Je savais que je transmettrais un jour ces précieuses informations à ma famille et à mes élèves.
Les protocoles de traitement de mes collègues homéopathes (et, plus de dix ans plus tard, ceux des Drs Banerji) sont devenus au fil des ans un point central de mon travail.
Cependant, il y avait aussi des questions que je jugeais urgentes et pour lesquelles je n'avais pas encore de réponses : que ferais‑je si mon quartier était contaminé par l'anthrax ? Ou par un agent pestilentiel ? Par des radiations ? Qu'en serait‑il des conséquences d'une guerre ou d'une catastrophe naturelle pour lesquelles il n'existe pas de traitements, ou qui ne sont pas disponibles ? Qu'en est‑il des électrocutions, des blessures par empalement, du choc et des engelures ?
La quantité d'informations que j'ai rassemblée sur ces sujets était énorme. J'ai donc commencé à condenser les nombreux protocoles afin que mes élèves puissent gérer autant de situations d'urgence que possible, qu'il s'agisse d'incidents quotidiens ou d'événements exceptionnels.
Peut‑être n'aurez‑vous pas besoin de ces informations pour l'instant, ou peut‑être n'aurez‑vous jamais à appliquer ces protocoles. Quoi qu'il en soit, il vaut la peine d'être préparé pour pouvoir agir correctement. J'en ai moi‑même tiré profit.
Le protocole suivant a aidé mon mari et moi lors de nombreux voyages en Inde, chaque fois que l'estomac et les intestins faisaient défaut :
- Veratrum album C200 en association avec Cuprum met 6, pris toutes les quelques heures, ou chaque fois que la diarrhée est très intense.
Cette approche fait partie des protocoles Banerji, que j'ai eu l'occasion d'apprendre personnellement auprès du Dr Pratip Banerji. S'il y a beaucoup de mucus dans les selles et que celles‑ci deviennent sanglantes (dysenterie), le protocole suivant doit être appliqué :
- Ipecac C30 en association avec Merc. Sol. C6, pris de la même manière que ci‑dessus.

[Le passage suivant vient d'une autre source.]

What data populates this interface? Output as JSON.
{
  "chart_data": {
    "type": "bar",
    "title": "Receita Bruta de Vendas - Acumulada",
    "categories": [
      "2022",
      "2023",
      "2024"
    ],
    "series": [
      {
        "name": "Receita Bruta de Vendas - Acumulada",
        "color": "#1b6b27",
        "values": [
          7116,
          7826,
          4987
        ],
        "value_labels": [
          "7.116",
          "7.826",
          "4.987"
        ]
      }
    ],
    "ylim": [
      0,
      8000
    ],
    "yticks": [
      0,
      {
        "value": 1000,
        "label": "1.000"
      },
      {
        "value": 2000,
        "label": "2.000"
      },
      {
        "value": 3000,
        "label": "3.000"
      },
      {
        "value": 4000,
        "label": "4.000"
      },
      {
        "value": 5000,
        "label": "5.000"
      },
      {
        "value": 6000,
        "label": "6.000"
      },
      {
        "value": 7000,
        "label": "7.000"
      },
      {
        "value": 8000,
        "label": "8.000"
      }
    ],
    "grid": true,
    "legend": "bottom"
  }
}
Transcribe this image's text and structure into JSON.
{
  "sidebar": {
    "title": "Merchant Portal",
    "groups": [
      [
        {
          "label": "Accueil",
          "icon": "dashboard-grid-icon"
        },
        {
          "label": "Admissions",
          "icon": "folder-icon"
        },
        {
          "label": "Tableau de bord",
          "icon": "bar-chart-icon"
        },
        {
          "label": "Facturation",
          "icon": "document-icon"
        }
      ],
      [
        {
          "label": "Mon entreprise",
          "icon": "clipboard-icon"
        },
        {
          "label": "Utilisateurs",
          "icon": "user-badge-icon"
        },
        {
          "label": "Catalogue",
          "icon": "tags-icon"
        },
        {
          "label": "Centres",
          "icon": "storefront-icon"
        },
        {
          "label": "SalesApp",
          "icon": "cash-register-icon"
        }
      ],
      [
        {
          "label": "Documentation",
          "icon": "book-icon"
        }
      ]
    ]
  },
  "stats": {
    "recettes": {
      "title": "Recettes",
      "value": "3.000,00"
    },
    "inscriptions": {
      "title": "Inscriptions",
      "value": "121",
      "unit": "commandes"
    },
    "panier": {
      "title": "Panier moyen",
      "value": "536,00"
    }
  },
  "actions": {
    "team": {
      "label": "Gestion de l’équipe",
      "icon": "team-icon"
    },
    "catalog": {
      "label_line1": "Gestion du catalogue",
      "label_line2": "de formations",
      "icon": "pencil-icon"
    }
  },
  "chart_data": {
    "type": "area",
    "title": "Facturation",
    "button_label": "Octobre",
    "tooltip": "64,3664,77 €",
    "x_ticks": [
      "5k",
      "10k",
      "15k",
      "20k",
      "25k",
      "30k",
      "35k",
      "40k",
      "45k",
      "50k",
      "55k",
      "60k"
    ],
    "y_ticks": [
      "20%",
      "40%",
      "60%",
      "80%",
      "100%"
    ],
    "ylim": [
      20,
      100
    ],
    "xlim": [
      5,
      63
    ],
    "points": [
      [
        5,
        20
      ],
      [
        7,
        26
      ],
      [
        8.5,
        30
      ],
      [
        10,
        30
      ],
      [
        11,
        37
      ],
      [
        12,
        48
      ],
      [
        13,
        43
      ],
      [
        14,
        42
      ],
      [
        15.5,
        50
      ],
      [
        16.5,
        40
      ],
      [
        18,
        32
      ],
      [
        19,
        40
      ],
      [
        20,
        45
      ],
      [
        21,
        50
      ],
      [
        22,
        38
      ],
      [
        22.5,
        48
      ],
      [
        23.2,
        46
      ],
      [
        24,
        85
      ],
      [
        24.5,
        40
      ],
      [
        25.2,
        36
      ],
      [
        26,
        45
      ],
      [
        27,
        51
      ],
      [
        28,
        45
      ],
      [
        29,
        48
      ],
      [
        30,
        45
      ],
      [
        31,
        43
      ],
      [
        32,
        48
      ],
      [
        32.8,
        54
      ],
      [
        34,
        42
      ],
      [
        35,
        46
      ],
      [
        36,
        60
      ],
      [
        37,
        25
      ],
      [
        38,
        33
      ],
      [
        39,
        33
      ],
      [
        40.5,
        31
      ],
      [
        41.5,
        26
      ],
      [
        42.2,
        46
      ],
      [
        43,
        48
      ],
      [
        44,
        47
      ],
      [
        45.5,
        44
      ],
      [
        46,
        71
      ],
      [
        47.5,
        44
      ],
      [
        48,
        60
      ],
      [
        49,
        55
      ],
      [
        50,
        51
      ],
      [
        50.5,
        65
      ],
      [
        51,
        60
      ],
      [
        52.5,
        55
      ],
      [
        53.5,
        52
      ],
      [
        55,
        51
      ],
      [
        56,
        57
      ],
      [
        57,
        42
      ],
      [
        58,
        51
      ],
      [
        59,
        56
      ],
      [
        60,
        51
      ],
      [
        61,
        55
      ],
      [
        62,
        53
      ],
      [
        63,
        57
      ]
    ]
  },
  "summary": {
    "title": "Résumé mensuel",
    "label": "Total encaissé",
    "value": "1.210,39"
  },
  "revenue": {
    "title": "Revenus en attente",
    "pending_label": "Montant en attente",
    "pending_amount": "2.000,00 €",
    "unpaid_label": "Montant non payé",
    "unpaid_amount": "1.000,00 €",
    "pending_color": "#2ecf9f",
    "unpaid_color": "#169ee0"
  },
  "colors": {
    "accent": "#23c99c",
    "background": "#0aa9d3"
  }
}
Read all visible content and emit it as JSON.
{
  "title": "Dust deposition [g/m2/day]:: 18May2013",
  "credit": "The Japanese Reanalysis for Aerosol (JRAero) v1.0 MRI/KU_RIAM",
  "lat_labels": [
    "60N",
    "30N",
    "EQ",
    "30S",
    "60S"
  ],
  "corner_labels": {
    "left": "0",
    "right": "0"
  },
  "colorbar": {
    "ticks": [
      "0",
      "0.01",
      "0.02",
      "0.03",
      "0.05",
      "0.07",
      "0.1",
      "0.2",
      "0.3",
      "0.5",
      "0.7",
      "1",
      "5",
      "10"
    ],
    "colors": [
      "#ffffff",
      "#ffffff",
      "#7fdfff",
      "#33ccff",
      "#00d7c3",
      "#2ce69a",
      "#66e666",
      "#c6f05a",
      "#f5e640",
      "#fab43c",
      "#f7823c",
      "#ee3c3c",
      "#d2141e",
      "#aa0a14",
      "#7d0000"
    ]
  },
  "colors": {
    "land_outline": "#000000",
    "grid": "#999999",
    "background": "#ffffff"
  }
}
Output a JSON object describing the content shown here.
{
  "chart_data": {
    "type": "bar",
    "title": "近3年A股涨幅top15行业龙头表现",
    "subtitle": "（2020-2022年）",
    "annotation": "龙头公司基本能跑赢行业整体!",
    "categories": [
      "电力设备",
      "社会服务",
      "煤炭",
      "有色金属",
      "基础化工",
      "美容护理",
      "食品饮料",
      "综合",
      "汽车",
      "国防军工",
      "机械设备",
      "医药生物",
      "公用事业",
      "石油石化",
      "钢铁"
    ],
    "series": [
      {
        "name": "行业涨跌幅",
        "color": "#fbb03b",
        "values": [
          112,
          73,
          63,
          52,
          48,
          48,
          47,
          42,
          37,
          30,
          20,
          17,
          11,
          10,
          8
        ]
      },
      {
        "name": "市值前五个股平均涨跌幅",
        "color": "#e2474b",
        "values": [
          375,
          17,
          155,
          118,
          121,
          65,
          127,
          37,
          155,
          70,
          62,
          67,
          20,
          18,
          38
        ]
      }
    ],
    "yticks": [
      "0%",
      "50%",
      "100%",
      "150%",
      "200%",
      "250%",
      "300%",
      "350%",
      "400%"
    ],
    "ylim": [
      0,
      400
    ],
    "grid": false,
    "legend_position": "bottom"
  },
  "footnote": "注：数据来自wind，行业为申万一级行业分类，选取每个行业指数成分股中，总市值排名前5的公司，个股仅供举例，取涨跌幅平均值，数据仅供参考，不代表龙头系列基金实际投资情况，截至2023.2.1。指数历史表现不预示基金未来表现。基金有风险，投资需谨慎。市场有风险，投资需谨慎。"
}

L'ouragan « Katrina », le 11‑Septembre, les nombreuses catastrophes naturelles et la souffrance en Syrie et dans d'autres régions du monde sont des appels à la prise de conscience qui devraient nous secouer jusqu'au plus profond. Il est grand temps de comprendre que nous devons nous préparer aux événements à venir.
L'homéopathie existe depuis plus de 200 ans et s'est avérée cliniquement efficace dans le monde entier. De nombreuses données confirment l'efficacité de cette méthode de traitement et elle a résisté à de nombreuses critiques. C'est la méthode de traitement ultime en cas d'urgence.
Elle est plus grande que ceux qui la dénigrent. En d'autres termes : l'homéopathie sait de quoi il retourne.